How to improve your productivity with a default diary


John Nieuwenburg

John Nieuwenburg has been a professional business coach since 2004. Prior to becoming a coach, he held executive positions with Tip Top Tailors and BC Liquor Stores. In 2019, MacKay CEO Forums awarded him with Canada’s CEO Trusted Advisor Award in the Small Business category. Since becoming a coach, John has worked with over 350 clients, taking them through a systematic process that helps them feel organized, confident and in control of their businesses.

At W5 Coaching, we teach our clients how to create a default diary or sometimes known as time blocking.

The first thing in the process is to track or audit how you are currently spending your time. At the end of the week, you’ll review your notes and answer three key questions:

  1. Were there tasks that you could have delegated to someone else on your team?
  2. Did you spend time on low priority tasks that could have been put off?
  3. Are there any tasks that took up your time that you didn’t really have to do at all?

One of my clients was so busy with her business that she wasn’t sure she could spare the time for this activity. However, once she did, it gave her a solid perspective about time management.

“I got a reality check about how long things really take,” she said afterwards. “This has made project estimating easier and more accurate. I’m far more realistic about what I can get done in a day or week and I schedule appropriately. I’m less stressed and more productive. This assignment turned out to be so helpful that I’m still tracking my time six years later.”

A default diary helps you answer 4 key questions.

  1. What are the most important results you need to get this week?
  2. What do you need to do to get those results?
  3. How much time will each of those activities require?
  4. How do I map my time over the week so that it matches those priorities?

Here is an example of a Default Diary for someone who is a consultant:

Example of a Default Diary

Increase your productivity with these two key leverage points

Additionally, there are two key leverage points to take note of in your calendar:

1. 20 minutes at the start of each week
Use this time to plan out what you need to accomplish and what you want to accomplish before your week starts. Remember to prioritize, plotting out your ‘big rocks’ before filling in the spaces with your ‘little pebbles’.

2. 10 minutes at the end of each day
10 minutes might not seem like much, but it is enough to set you up for success the following day. As each day comes to a close take a brief review of what you accomplished that day and prepare for the next – making adjustments to your plan as needed. Again, prioritize. This way you will start the next day able to get down to work and be immediately productive.

Finally, remember that multitasking and switching back and forth between activities is not productive.

For example, if your calendar has a lot of phone calls with clients or prospects, then remember to schedule in time to prepare. Doing your research and planning out what needs to be done on the call ahead of time eliminates the need for calls to run long, allowing you to stick to your schedule.

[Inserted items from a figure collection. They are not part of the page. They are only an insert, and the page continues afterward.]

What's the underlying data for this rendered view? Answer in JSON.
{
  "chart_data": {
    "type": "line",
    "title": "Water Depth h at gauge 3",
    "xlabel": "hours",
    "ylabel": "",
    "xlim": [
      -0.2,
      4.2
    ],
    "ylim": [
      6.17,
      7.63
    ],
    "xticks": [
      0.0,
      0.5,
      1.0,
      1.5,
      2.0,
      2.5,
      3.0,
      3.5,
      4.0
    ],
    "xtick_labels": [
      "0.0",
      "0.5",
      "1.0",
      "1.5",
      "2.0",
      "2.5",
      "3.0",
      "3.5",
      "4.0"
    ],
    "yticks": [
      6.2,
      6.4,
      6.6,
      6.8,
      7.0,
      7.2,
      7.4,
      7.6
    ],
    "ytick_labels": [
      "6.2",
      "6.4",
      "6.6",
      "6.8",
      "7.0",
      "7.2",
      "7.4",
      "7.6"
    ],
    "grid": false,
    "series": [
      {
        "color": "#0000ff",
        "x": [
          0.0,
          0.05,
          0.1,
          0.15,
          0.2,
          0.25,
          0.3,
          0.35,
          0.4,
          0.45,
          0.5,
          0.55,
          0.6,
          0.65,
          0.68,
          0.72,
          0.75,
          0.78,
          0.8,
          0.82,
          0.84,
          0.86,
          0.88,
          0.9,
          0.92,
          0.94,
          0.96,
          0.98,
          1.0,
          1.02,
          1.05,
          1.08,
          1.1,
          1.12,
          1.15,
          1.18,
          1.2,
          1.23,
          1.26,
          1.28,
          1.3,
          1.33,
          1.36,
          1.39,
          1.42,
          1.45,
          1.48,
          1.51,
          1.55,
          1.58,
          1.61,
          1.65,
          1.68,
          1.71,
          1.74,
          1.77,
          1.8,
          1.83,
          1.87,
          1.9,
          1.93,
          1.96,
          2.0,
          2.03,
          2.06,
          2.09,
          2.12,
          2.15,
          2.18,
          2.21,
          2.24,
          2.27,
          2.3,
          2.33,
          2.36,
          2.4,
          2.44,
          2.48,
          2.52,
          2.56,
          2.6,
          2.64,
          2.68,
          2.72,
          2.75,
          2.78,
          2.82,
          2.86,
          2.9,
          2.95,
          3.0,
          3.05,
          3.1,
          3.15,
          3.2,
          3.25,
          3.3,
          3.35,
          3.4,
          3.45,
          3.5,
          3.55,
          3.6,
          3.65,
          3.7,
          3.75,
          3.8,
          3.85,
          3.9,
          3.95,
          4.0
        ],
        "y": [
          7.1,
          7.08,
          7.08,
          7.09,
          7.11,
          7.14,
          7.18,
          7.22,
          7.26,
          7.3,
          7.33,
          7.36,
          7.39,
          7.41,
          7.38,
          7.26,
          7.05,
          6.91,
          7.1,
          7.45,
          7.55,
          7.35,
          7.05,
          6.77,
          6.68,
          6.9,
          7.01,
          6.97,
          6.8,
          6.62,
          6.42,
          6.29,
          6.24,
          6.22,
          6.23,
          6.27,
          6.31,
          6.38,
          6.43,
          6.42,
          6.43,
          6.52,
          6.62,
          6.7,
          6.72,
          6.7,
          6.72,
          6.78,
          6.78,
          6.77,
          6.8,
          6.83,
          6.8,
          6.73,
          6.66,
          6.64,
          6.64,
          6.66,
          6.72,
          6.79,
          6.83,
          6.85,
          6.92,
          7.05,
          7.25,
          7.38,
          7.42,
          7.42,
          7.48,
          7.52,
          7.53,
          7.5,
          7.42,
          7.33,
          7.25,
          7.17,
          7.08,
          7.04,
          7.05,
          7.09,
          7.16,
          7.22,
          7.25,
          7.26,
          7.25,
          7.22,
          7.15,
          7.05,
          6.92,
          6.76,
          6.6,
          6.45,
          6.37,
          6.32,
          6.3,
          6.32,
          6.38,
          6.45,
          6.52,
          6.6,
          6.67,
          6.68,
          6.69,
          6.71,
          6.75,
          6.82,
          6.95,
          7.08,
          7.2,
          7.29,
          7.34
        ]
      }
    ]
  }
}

In this case, if you have five blocks of time dedicated for calls in your Default Diary, make sure you take the first of those five time blocks to prepare for all of the calls. That way your planning and preparation are complete, and you can move on to making your calls and seamlessly transitioning from one to the next.

Or as Jim Rohn put it: “Time is more valuable than money. You can get more money, but you cannot get more time.”